The aeroblog

Victorien Liria, dit Maye, was born in 1990 in Sète, a port city in the Languedoc region of France where Paul Valéry, Georges Brassens, but also the painters Pierre François, Robert Combas, and the Di Rosa brothers come from. He began to draw at 13 before turning to street art, first creating lettering and then figurative scenes. Self-taught, the Internet allows him to promote his works and gives him access to urban art festivals. While working in collaboration has allowed him to integrate different techniques and influences, he is aware that only the passage into painting on canvas will allow his work to acquire a form of immortality. So this is what he has been doing since 2013.

His themes are narrative and dreamy. In an imaginary nature or in recomposed cities, half-man, half-machine characters emerge, like large flexible puppets elegantly articulated around mechanical parts. Most of the time we are unable to see the eyes of these slender characters, so dynamic thanks to their mannered postures which are viewed in profile or two-thirds positions. Masks, sunglasses, the shadow cast by a hat or a cap, these all allow his subjects to escape the trap of a gaze that would prevent the viewer from projecting himself onto them, or from knowing the true intentions of the painter.
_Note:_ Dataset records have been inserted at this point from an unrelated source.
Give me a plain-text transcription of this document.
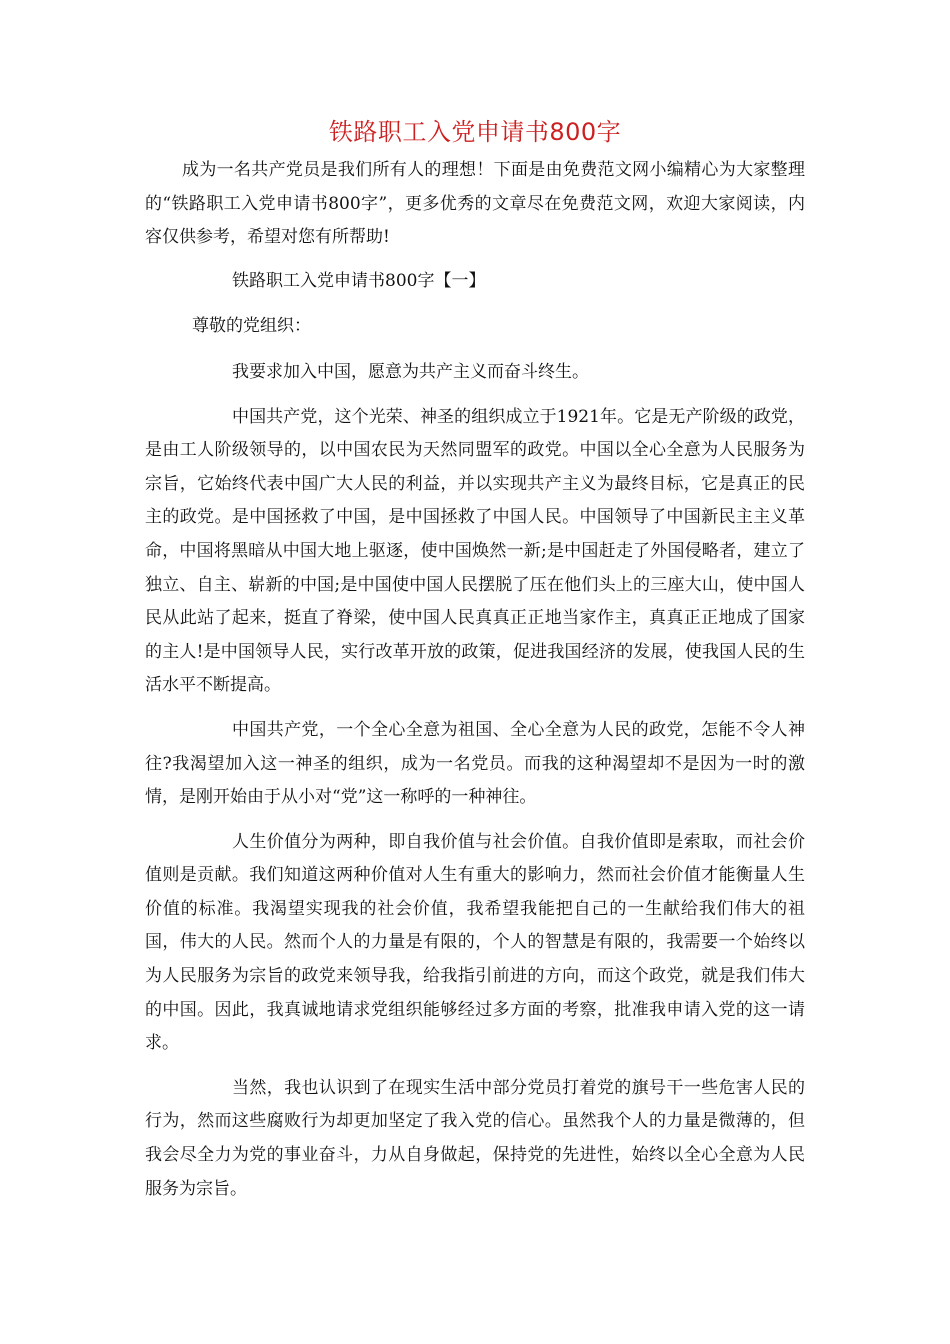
铁路职工入党申请书800字

成为一名共产党员是我们所有人的理想！下面是由免费范文网小编精心为大家整理的“铁路职工入党申请书800字”，更多优秀的文章尽在免费范文网，欢迎大家阅读，内容仅供参考，希望对您有所帮助!

铁路职工入党申请书800字【一】

尊敬的党组织：

我要求加入中国，愿意为共产主义而奋斗终生。

中国共产党，这个光荣、神圣的组织成立于1921年。它是无产阶级的政党，是由工人阶级领导的，以中国农民为天然同盟军的政党。中国以全心全意为人民服务为宗旨，它始终代表中国广大人民的利益，并以实现共产主义为最终目标，它是真正的民主的政党。是中国拯救了中国，是中国拯救了中国人民。中国领导了中国新民主主义革命，中国将黑暗从中国大地上驱逐，使中国焕然一新;是中国赶走了外国侵略者，建立了独立、自主、崭新的中国;是中国使中国人民摆脱了压在他们头上的三座大山，使中国人民从此站了起来，挺直了脊梁，使中国人民真真正正地当家作主，真真正正地成了国家的主人!是中国领导人民，实行改革开放的政策，促进我国经济的发展，使我国人民的生活水平不断提高。

中国共产党，一个全心全意为祖国、全心全意为人民的政党，怎能不令人神往?我渴望加入这一神圣的组织，成为一名党员。而我的这种渴望却不是因为一时的激情，是刚开始由于从小对“党”这一称呼的一种神往。

人生价值分为两种，即自我价值与社会价值。自我价值即是索取，而社会价值则是贡献。我们知道这两种价值对人生有重大的影响力，然而社会价值才能衡量人生价值的标准。我渴望实现我的社会价值，我希望我能把自己的一生献给我们伟大的祖国，伟大的人民。然而个人的力量是有限的，个人的智慧是有限的，我需要一个始终以为人民服务为宗旨的政党来领导我，给我指引前进的方向，而这个政党，就是我们伟大的中国。因此，我真诚地请求党组织能够经过多方面的考察，批准我申请入党的这一请求。

当然，我也认识到了在现实生活中部分党员打着党的旗号干一些危害人民的行为，然而这些腐败行为却更加坚定了我入党的信心。虽然我个人的力量是微薄的，但我会尽全力为党的事业奋斗，力从自身做起，保持党的先进性，始终以全心全意为人民服务为宗旨。
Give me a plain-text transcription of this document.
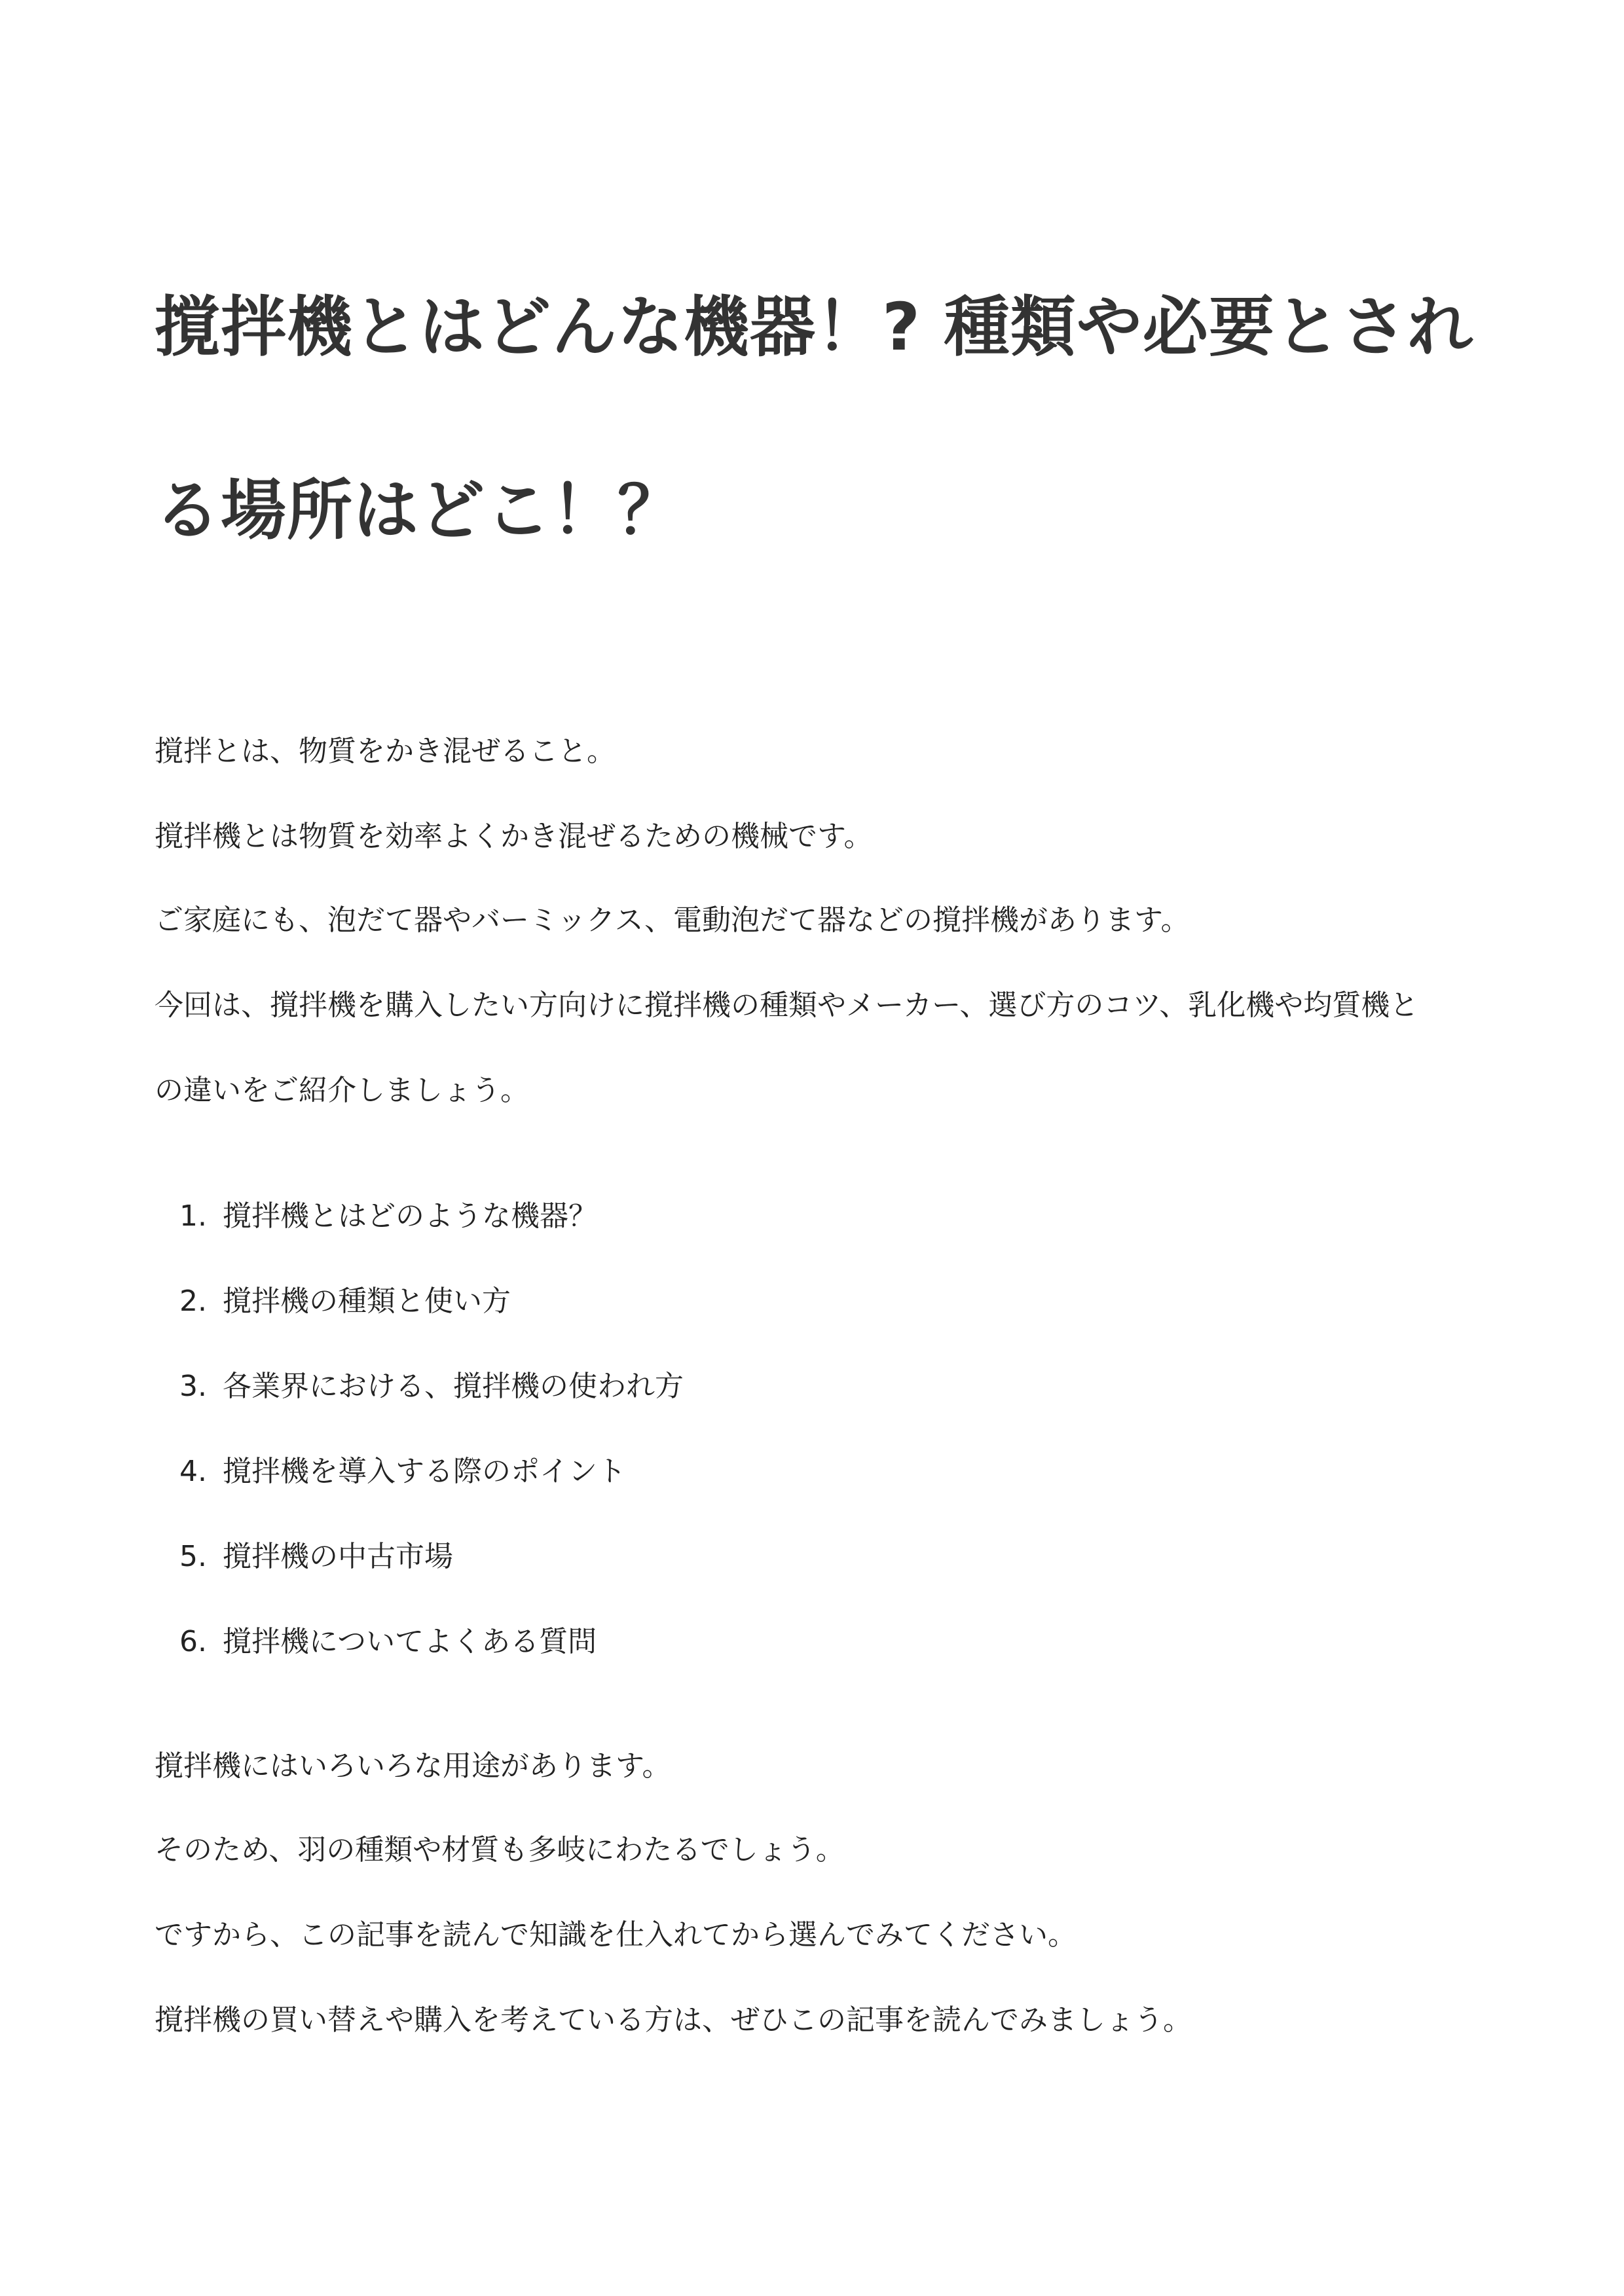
撹拌機とはどんな機器！? 種類や必要とされ
る場所はどこ！？

撹拌とは、物質をかき混ぜること。

撹拌機とは物質を効率よくかき混ぜるための機械です。

ご家庭にも、泡だて器やバーミックス、電動泡だて器などの撹拌機があります。

今回は、撹拌機を購入したい方向けに撹拌機の種類やメーカー、選び方のコツ、乳化機や均質機と

の違いをご紹介しましょう。

1. 撹拌機とはどのような機器？
2. 撹拌機の種類と使い方
3. 各業界における、撹拌機の使われ方
4. 撹拌機を導入する際のポイント
5. 撹拌機の中古市場
6. 撹拌機についてよくある質問

撹拌機にはいろいろな用途があります。

そのため、羽の種類や材質も多岐にわたるでしょう。

ですから、この記事を読んで知識を仕入れてから選んでみてください。

撹拌機の買い替えや購入を考えている方は、ぜひこの記事を読んでみましょう。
In the painting presented here, Maye’s third typical setting – the colored void – is used to bring out a floating, centered figure moving from left to right. This represents the aviator -writer Antoine de Saint Exupéry launching his literary creation, The Little Prince, into the air on a paper plane. Under the character, on the right, the eponymous book flies half-opened, where we can imagine the pages are written with the text of the philosophical tale.

The aviator uses all the codes of Maye’s characters. His large, slender body, devoid of muscle, with his large feet and long slender fingers, is split in two, as if the weightlessness in which he moves had disarticulated him. Like a construction game character, we see that the junctions are made of propellers, aircraft engines, and electric cables. The character’s costume is that of aviators from the beginning of the 20th century, notably the hat, whose ear protectors are mischievously supported by jet engines like the wings of a twin-engine aircraft.

The assembly is propelled or supported by a machine under its left sole.

However, Maye does not forget his heritage as a letterer, giving depth to the background through a lacework of letters, like Arabic calligraphy written with a calamus, in shades of blue. We cannot help but think about the fate of Saint Exupéry who died on July 31, 1944 off the coast of Marseille while piloting his Lockheed P-38 Lightning over the Mediterranean.

The Little Prince, published a year earlier in the United States, was just taking off to become a world bestseller, translated into 361 languages.

The artist had already paid tribute to Saint Exupéry at the Mister Freeze Festival in Toulouse in 2016, by graffitiing this character on the former aeronautical hangar at the 50cinq site. The Little Prince was then represented in a snow globe held by the writer.